As Gutstein notes in his conclusion:

“The Institute of Economic Affairs, the first neoliberal think tank, established the guiding principle for all its publications: make no concessions to existing political or economic realities, but stick to neoliberal doctrine. Neoliberalism’s enemies must do the same if they ever hope to forge the ideas that will eventually replace neoliberalism. Otherwise, Harperism will remain intact for years to come.”

A key weakness in Harperism is Gutstein’s analysis of neoliberalism as a movement. He notes that funding to promote neoliberal ideas comes from wealthy capitalists like Canada’s Thompson family. But Gutstein still portrays the neoliberal offensive of the last 40 years as a movement of right-wing Jacobins responding to the economic crisis of the 1970s.
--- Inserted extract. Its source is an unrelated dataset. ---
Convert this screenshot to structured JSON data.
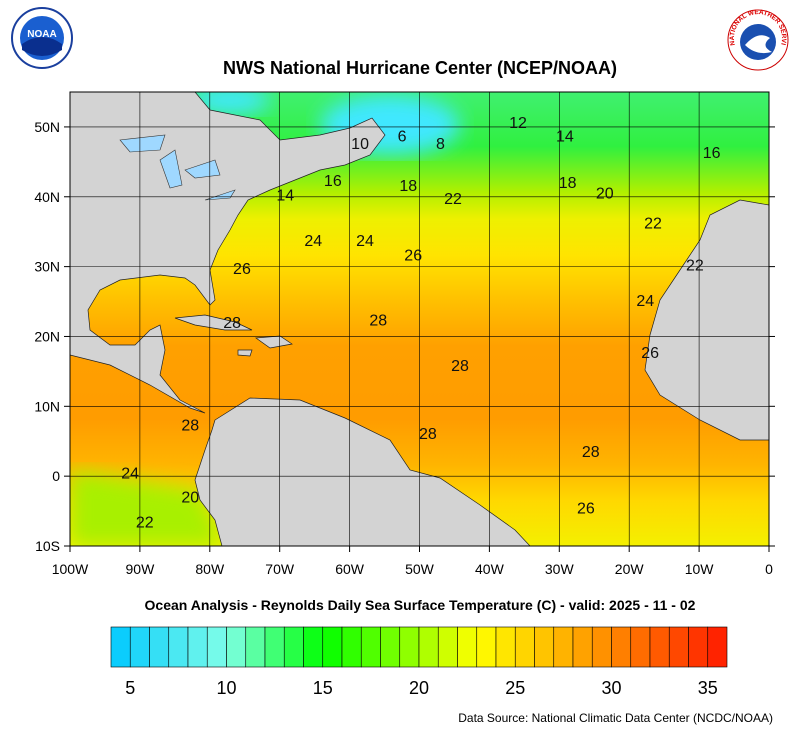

There is no explicit talk of neoliberalism as a broader class offensive. For neoliberalism isn’t just a reflection of the desires of right-wing ideologues but of a capitalist ruling class that has thrown off the very modest and incomplete regimes of regulation and redistribution found in Western economies after World War Two.

It is neoliberalism’s success that shows the limits of democracy within a capitalist system. And that’s an issue that Gutstein does not address.

Gerard Di Trolio is a PhD candidate in labour studies at McMaster University.